I thought of reaching under his shirt, to feel the heated skin of his chest, imagining what he might feel like.

But before I could, he disengaged. “Go to bed now, lass. We’ve a long day of travel tomorrow and the next day. You’ll be riding with your sisters in their carriage. I’ll be taking my own horse to ride alongside the guards. Tonight I need to write a letter to my brother.”

“Tonight?” I asked, feeling disappointed not only by his abrupt shift from tender and communicative to once again fierce and war-minded.

But his manner had changed, as though he was wary of frightening me.

Now that he knew of my less-than-idyllic upbringing, he had reason to tread more carefully.

And I appreciated this sensitivity greatly, even if I had newfound reasons to challenge it.

“Aye. I have a bad feeling about this run-in with Campbell.
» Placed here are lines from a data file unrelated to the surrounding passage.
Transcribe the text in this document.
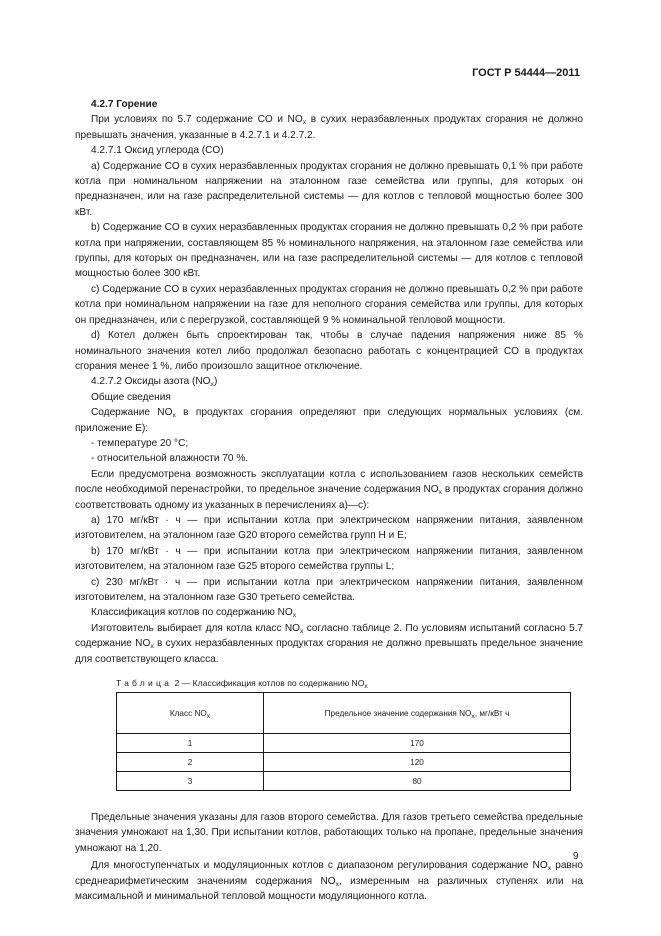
ГОСТ Р 54444—2011

4.2.7 Горение

При условиях по 5.7 содержание CO и $NO_x$ в сухих неразбавленных продуктах сгорания не должно превышать значения, указанные в 4.2.7.1 и 4.2.7.2.

4.2.7.1 Оксид углерода (CO)

a) Содержание CO в сухих неразбавленных продуктах сгорания не должно превышать 0,1 % при работе котла при номинальном напряжении на эталонном газе семейства или группы, для которых он предназначен, или на газе распределительной системы — для котлов с тепловой мощностью более 300 кВт.

b) Содержание CO в сухих неразбавленных продуктах сгорания не должно превышать 0,2 % при работе котла при напряжении, составляющем 85 % номинального напряжения, на эталонном газе семейства или группы, для которых он предназначен, или на газе распределительной системы — для котлов с тепловой мощностью более 300 кВт.

c) Содержание CO в сухих неразбавленных продуктах сгорания не должно превышать 0,2 % при работе котла при номинальном напряжении на газе для неполного сгорания семейства или группы, для которых он предназначен, или с перегрузкой, составляющей 9 % номинальной тепловой мощности.

d) Котел должен быть спроектирован так, чтобы в случае падения напряжения ниже 85 % номинального значения котел либо продолжал безопасно работать с концентрацией CO в продуктах сгорания менее 1 %, либо произошло защитное отключение.

4.2.7.2 Оксиды азота $(NO_x)$

Общие сведения

Содержание $NO_x$ в продуктах сгорания определяют при следующих нормальных условиях (см. приложение Е):

- температуре 20 °C;

- относительной влажности 70 %.

Если предусмотрена возможность эксплуатации котла с использованием газов нескольких семейств после необходимой перенастройки, то предельное значение содержания $NO_x$ в продуктах сгорания должно соответствовать одному из указанных в перечислениях а)—с):

a) 170 мг/кВт · ч — при испытании котла при электрическом напряжении питания, заявленном изготовителем, на эталонном газе G20 второго семейства групп Н и Е;

b) 170 мг/кВт · ч — при испытании котла при электрическом напряжении питания, заявленном изготовителем, на эталонном газе G25 второго семейства группы L;

c) 230 мг/кВт · ч — при испытании котла при электрическом напряжении питания, заявленном изготовителем, на эталонном газе G30 третьего семейства.

Классификация котлов по содержанию $NO_x$

Изготовитель выбирает для котла класс $NO_x$ согласно таблице 2. По условиям испытаний согласно 5.7 содержание $NO_x$ в сухих неразбавленных продуктах сгорания не должно превышать предельное значение для соответствующего класса.

Таблица 2 — Классификация котлов по содержанию $NO_x$
Класс $NO_x$	Предельное значение содержания $NO_x$, мг/кВт ч
1	170
2	120
3	80

Предельные значения указаны для газов второго семейства. Для газов третьего семейства предельные значения умножают на 1,30. При испытании котлов, работающих только на пропане, предельные значения умножают на 1,20.

Для многоступенчатых и модуляционных котлов с диапазоном регулирования содержание $NO_x$ равно среднеарифметическим значениям содержания $NO_x$, измеренным на различных ступенях или на максимальной и минимальной тепловой мощности модуляционного котла.

9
That he has it in his mind to seek out commissions so deep into the territories of clans that are clearly against his cause is not only irritating, ’tis dangerous.

He wouldn’t do such a thing if he didn’t have a lead of some kind, or an invitation.

I can’t help wondering if your Morrison clan might be harboring a rebel. ”

The thought was disturbing to me, aye, but I had very little exposure to the ways and means of my father’s army.

If there were traitors within my father’s ranks, I would likely be one of the last to know about it.

My husband seemed thoroughly aware of this, and didn’t ask me for information either way.

“I wouldn’t know,” I said. “But there’s discontent in the clan, in general.

My father’s illness has taken its toll.”

“More likely it’s his methods that have taken their toll,” Kade said. “He’s overly harsh in his approach, I’ve heard it said. Loyalty is not inspired by tyranny. No one wants to be dictated to without some degree of fairness.”

“Nay,” I agreed. It was true I’d attempted to flee my own clan myself—or more specifically, the dictates of my own father—and for that exact reason.

And I was momentarily shaken by my husband’s words.

I knew that the Mackenzies were known for their honor, the fairness with which their clan was ruled, their military prowess.

Before, I had thought these traits, in a husband, would only serve to make my enslavement to such a man even more extreme.

Honor might mean my wifely duties—whatever they might be—would be extensive and strictly enforced.

Fairness in the training yards had never, I knew, translated to fairness in the bedchambers.

And as for military prowess: that characteristic had been the most worrisome of all; a man who was skilled in war would likely be one who was so fueled by battle that he would bring all his rough, dirty, violent demands into his marriage bed.